Visually, punk reached out into the wider world quickly and easily. Its visual style became a cliché almost immediately: some pink, some black, some hand-drawn lettering. This rapid impact was a harbinger of its future, too. It’s a style that became—and remains—shorthand not only for the late 1970s / early 1980s but also for every kind of revolt, anger, blankness, challenge, left-fieldness, and overall discontent. There was a wider aftermath, too. Punk and its evolutions became major influences on the way the world looks now—as did the designers. Malcolm Garrett helped set the shape of the New Romantics and is now, among many other things, an ambassador for the Manchester School of Art and a Master of the Royal Designers for Industry. Peter Saville, via Joy Division sleeves and various design firms, including Pentagram, came to design the 2010 shirt for England’s football team. Nick Egan designed for Malcolm McLaren, worked with Vivienne Westwood and was one of the MTV video director generation. Sebastian Conran became head of product design at Mothercare in 1981. He has worked for John Lewis, run his own design company, and is on the UK Design Council. Alex McDowell formed Rocking Russian, a Soho-based design studio, creating record sleeves for The Clash, the Banshees, and Glen Matlock’s Rich Kids; then videos for the Cure, Iggy Pop, and many, many others. Later, he became a movie production designer, creating modern and future worlds for such films as Fight Club, Minority Report, and Watchmen. He is now a professor at the USC School of Cinematic Arts.

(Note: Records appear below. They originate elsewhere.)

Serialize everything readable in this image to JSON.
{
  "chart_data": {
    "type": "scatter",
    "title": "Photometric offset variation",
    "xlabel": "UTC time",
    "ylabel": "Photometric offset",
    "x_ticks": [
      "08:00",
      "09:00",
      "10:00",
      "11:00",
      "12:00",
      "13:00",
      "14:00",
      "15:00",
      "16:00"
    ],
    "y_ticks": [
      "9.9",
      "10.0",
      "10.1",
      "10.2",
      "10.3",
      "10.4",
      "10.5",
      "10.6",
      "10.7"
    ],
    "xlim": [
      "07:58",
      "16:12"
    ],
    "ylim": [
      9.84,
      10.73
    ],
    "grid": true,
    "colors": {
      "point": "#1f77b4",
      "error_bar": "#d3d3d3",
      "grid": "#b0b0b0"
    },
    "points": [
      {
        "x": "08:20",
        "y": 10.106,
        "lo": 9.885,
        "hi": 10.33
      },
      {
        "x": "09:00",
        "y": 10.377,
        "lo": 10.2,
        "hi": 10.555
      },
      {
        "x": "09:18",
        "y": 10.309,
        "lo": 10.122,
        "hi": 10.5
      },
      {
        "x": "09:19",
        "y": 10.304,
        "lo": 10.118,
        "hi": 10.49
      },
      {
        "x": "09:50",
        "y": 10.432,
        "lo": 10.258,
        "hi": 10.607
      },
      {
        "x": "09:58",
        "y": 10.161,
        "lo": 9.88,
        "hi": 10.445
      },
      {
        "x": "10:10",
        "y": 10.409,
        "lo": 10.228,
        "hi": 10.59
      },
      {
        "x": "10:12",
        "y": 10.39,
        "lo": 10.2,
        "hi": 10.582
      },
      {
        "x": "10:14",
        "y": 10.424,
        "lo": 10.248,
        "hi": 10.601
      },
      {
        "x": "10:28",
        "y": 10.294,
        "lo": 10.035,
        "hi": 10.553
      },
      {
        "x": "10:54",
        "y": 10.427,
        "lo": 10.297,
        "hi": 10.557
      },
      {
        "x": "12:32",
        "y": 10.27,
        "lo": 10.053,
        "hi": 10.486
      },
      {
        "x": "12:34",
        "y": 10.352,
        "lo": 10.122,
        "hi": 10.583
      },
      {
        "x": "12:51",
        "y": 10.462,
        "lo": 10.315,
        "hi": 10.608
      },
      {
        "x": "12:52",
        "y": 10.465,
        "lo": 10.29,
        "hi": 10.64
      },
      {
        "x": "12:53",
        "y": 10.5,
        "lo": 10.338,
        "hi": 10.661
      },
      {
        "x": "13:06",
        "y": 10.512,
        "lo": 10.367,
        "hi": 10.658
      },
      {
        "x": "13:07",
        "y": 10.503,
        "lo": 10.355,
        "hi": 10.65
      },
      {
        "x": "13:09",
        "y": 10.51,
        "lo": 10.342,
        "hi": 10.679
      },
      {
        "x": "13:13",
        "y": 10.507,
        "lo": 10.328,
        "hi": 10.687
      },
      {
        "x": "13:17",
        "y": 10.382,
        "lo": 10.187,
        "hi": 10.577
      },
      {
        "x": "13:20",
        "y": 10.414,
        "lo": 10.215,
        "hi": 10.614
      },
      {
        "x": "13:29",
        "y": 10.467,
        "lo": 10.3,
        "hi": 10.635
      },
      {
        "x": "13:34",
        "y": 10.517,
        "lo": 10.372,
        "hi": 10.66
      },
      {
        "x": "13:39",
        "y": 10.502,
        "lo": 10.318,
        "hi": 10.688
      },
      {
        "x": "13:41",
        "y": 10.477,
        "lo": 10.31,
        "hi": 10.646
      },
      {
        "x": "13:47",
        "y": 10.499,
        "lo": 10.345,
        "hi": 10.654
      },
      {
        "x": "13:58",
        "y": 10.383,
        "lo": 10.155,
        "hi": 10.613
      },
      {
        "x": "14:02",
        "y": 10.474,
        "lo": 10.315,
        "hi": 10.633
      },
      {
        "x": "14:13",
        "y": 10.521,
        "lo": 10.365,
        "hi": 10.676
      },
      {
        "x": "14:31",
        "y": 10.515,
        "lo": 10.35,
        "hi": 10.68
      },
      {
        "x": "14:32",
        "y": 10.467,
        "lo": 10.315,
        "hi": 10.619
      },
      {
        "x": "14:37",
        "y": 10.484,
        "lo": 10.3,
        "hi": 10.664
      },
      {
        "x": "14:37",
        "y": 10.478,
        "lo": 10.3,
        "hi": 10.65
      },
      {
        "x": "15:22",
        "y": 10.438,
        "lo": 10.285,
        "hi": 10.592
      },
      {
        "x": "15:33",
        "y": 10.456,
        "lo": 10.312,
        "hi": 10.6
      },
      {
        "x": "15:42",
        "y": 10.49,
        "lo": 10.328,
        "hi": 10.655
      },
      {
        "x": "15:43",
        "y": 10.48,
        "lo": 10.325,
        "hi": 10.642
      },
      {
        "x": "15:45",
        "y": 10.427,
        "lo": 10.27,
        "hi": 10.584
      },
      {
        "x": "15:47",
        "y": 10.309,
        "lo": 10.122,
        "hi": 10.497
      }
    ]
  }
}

Neville Brody, whose first job was at Rocking Russian, went from magazines (the Face and Arena) to newspapers (The Times’ new typeface) to rebranding the BBC and becoming Head of Communication Art & Design at the Royal College of Art. Chalkie Davies moved to New York and became one of the world’s most significant still-life photographers, working with Nike, Gap, Donna Karan, and Apple, among others; it was his images that introduced iMacs to the world. Barney Bubbles designed for Ian Dury and Elvis Costello; then made videos for the Specials, Squeeze, and the Fun Boy Three. Not much music from the early days of Punk has stood the test of time, and frankly most of it was never intended to last longer than the explosive moment it was created in. But many of the designs that supported and surrounded the music have fared better, some have become timeless. Punk was the art school dance that did go on forever.
A prolific feature writer for Sounds in the ’70s and ’80s and later for MOJO, The Guardian et al., Peter Silverton was the author of books such as Essential Elvis, Filthy English, and (with Glen Matlock) I Was a Teenage Sex Pistol. He died, after a long illness, in May 2023.